The 1.33 X 1 black and white image quality on The Grapes Of Wrath, Immortal Sergeant, The Ox-Bow Incident, both versions of My Darling Clementine and Daisy Kenyon look good for the standard definition format, but all deserve Blu-ray releases.  The same can be said for the 1.33 X 1 three-strip, dye-transfer Technicolor images Jesse James, Drums Along The Mohawk and The Return Of Frank James which re-remind us how great the format was when it first arrived and how far the best HD has to go to catch up with it.


The anamorphically enhanced 2.35 X 1 black and white image on The Longest Day does not look as good as the Blu-ray, but is passable here, while the anamorphically enhanced 2.35 X 1 DeLuxe color image on The Boston Strangler holds up well, but it too is overdue for Blu-ray.


All DVDs have lossy Dolby sound including 1.0 Mono and bumped-up 2.0 Stereo for most of the older films and Boston Strangler, while Longest Day offers Dolby Pro Logic surrounds for its 2.0 Mix that is very dated versus the DTS-MA 5.1 lossless on the Blu-ray.


Extras include Original Theatrical Trailers for all respective films and the titles reviewed before have the same extras.  Jesse James adds two Movietone News-related reels and trailers for other Fox Westerns.  Drums Along The Mohawk adds a Stills Gallery and exceptionally good feature length audio commentary track by Julie Kirgo (who does all the essays for the Blu-ray booklets of Twilight Time’s limited edition Blu-ray releases including many Fox titles) and Nick Redman, The Grapes Of Wrath adds a U.K. Prologue for their audiences to better understand the film, a feature length audio commentary track by scholars Jim McBride and Susan Shillinglaw, (continuing on the flip side of the DVD) Stills, Trailers for other Fox DVDs, more Fox Movietone News shorts, a Restoration Comparison to show how the film was fixed in 1993 and further upgraded in 2003 for this release and a Biography episode on Darryl F. Zanuck.

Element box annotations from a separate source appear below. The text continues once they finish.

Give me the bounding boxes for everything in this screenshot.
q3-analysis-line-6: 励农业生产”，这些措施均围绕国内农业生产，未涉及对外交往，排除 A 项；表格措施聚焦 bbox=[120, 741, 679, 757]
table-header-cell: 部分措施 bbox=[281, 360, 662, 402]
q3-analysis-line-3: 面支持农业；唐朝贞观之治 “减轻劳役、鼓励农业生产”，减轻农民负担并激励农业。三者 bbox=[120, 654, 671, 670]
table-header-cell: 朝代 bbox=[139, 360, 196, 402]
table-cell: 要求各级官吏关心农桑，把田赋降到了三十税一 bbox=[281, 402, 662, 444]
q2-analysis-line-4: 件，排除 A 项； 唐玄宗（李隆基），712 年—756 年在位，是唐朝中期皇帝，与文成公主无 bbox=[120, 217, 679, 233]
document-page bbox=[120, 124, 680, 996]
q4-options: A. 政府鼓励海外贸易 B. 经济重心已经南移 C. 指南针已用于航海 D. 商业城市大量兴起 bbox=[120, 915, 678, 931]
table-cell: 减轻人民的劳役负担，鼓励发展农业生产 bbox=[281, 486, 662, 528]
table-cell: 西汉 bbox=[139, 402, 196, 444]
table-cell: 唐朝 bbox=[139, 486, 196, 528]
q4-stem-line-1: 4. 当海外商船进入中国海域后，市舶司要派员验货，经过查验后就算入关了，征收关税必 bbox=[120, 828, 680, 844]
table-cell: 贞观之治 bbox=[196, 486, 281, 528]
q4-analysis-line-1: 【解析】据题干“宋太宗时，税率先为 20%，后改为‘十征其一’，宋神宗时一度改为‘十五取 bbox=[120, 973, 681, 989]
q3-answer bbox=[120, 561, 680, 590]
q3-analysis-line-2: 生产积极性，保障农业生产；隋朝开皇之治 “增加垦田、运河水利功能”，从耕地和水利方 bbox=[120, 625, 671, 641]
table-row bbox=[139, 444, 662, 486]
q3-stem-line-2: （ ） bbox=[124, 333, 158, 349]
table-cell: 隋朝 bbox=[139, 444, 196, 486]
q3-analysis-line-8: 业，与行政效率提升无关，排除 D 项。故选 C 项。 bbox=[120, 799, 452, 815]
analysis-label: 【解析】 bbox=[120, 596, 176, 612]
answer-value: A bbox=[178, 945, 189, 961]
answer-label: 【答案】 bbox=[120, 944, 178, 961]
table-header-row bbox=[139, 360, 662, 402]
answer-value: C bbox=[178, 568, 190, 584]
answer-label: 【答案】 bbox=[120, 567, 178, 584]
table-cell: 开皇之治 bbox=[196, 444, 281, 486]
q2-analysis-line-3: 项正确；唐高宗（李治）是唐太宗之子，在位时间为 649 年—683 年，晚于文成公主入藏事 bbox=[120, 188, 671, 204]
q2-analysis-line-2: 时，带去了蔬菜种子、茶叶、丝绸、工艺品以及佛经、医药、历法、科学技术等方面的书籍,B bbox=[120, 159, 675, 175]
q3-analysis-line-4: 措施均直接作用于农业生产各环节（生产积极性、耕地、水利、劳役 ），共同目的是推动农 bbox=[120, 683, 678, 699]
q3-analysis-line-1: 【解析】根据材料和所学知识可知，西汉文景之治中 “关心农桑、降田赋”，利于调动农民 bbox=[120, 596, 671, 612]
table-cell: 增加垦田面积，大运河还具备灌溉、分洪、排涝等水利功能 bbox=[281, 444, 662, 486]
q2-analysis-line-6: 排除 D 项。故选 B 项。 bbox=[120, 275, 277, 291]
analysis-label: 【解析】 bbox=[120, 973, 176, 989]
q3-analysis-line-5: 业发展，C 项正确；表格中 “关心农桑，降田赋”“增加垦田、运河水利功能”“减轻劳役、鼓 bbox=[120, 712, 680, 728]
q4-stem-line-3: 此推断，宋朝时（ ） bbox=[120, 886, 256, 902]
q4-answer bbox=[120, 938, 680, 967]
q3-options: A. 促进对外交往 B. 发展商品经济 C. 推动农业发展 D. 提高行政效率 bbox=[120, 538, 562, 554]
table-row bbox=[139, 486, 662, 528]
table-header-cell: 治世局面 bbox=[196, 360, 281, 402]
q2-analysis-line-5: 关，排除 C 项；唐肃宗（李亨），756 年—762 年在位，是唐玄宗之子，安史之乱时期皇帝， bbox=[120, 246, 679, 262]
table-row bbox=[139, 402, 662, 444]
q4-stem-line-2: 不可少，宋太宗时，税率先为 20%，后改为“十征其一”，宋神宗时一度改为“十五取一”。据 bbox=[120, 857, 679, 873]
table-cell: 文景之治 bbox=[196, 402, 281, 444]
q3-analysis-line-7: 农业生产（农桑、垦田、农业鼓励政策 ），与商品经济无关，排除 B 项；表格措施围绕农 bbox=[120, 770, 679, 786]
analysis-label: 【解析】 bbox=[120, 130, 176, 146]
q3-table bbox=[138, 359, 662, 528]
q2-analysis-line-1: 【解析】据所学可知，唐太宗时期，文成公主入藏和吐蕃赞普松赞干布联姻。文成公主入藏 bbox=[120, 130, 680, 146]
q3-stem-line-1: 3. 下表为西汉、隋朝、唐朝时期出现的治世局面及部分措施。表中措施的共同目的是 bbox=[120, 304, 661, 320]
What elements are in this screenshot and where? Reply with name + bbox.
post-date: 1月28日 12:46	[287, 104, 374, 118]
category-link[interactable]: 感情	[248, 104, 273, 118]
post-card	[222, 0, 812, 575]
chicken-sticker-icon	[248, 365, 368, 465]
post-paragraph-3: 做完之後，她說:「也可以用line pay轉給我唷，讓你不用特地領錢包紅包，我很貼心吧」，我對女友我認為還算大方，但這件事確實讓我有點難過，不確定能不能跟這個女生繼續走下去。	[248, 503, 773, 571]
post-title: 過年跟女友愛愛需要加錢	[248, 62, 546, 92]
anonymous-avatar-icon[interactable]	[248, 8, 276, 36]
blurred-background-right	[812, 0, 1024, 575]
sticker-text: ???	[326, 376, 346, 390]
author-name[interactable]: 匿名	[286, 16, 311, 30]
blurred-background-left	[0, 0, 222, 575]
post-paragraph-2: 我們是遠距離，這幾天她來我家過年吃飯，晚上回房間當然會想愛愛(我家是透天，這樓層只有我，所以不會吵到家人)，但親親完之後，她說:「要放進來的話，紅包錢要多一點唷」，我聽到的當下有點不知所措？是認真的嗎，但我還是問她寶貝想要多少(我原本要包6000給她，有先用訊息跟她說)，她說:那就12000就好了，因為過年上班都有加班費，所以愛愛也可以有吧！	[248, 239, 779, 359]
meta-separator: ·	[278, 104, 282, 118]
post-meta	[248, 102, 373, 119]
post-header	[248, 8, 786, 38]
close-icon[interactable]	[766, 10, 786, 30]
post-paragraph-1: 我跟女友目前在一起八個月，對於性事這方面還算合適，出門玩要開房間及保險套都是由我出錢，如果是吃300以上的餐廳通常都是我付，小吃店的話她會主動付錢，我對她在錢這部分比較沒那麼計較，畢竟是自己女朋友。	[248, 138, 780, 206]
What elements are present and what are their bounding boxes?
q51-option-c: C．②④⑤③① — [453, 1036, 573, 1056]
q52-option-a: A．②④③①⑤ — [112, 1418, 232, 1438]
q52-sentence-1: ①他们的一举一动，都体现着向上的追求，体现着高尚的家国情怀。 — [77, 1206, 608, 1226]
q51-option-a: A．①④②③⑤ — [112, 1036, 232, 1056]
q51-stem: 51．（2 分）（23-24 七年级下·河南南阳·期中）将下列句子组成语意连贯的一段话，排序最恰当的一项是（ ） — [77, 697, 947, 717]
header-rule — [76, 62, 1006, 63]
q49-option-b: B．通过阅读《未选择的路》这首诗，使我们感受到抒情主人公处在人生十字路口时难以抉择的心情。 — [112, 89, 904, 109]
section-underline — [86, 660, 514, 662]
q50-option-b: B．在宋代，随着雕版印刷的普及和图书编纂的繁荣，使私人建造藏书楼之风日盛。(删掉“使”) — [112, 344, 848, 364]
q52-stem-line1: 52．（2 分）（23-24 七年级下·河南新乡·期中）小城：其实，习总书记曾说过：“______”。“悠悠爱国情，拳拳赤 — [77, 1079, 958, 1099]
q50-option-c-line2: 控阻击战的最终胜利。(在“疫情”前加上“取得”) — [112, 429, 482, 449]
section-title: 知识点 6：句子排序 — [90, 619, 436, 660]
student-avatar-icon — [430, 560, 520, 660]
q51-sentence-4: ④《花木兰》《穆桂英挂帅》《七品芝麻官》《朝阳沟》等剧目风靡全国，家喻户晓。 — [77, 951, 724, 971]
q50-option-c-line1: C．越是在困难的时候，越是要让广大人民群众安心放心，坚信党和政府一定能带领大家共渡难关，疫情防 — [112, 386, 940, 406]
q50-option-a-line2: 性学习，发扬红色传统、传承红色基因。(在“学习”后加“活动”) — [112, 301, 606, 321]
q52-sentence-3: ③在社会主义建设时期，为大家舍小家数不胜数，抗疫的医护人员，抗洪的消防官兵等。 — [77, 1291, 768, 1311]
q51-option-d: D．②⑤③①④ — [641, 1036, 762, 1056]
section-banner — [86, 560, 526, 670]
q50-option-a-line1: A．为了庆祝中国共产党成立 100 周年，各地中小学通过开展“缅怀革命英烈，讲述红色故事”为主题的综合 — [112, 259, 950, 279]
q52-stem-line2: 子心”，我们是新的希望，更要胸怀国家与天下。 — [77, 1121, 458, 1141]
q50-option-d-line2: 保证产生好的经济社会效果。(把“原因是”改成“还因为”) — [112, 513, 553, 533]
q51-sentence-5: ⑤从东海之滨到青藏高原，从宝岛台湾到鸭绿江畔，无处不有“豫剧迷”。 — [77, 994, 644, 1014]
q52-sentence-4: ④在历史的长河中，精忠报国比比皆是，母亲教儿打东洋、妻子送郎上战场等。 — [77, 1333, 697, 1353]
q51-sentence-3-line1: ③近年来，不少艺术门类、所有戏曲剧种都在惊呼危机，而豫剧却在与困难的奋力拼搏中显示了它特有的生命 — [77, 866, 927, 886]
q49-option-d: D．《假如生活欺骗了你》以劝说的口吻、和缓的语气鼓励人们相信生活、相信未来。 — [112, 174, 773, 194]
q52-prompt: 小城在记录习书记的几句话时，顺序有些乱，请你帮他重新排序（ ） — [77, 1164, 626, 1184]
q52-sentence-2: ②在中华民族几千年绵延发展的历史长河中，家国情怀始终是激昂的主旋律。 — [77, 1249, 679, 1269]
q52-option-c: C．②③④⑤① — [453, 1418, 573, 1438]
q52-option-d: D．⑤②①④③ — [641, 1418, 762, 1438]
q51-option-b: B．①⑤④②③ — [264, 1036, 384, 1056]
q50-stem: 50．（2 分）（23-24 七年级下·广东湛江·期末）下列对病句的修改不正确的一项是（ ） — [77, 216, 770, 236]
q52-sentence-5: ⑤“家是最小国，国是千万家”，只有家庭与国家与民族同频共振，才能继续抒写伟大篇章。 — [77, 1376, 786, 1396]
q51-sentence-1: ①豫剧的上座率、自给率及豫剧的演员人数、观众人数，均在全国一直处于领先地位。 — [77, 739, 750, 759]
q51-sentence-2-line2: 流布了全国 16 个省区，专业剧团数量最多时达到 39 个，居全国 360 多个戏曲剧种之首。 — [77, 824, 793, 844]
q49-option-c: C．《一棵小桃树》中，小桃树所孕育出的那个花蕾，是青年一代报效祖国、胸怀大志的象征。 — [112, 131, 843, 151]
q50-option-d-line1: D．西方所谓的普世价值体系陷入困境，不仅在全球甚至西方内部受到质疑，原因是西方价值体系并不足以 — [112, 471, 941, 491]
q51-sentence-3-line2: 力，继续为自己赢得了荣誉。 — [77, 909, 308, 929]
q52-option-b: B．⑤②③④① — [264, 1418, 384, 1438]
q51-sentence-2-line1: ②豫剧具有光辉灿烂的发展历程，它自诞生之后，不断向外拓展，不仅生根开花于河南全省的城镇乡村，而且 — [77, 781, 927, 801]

The Return Of Frank James only has two trailers for other Fox DVDs and not one for itself (?), Immortal Sergeant adds four trailers for other Fox War Film DVDs, My Darling Clementine adds a feature length audio commentary track by Scott Eyman and Wyatt Earp III for the theatrical version on DVD Side A, while Side B adds Stills Gallery, the featurette What Is The Pre-Release Version featurette hosted by Robert Gitt (just over 40 minutes long) for the original Ford cut of the film and Daisy Kenyon adds a Still Gallery, trailers for other Fox Noir DVDs, ‘Interactive’ Pressbook, two featurettes (From Journeyman To Artist: Otto Preminger At Twentieth Century Fox and Life In The Shadows: The Making Of Daisy Kenyon) and feature length audio commentary track by scholar Foster Hirsch.


All in all, this is a great set that will keep you tied up with great films and great extras for days.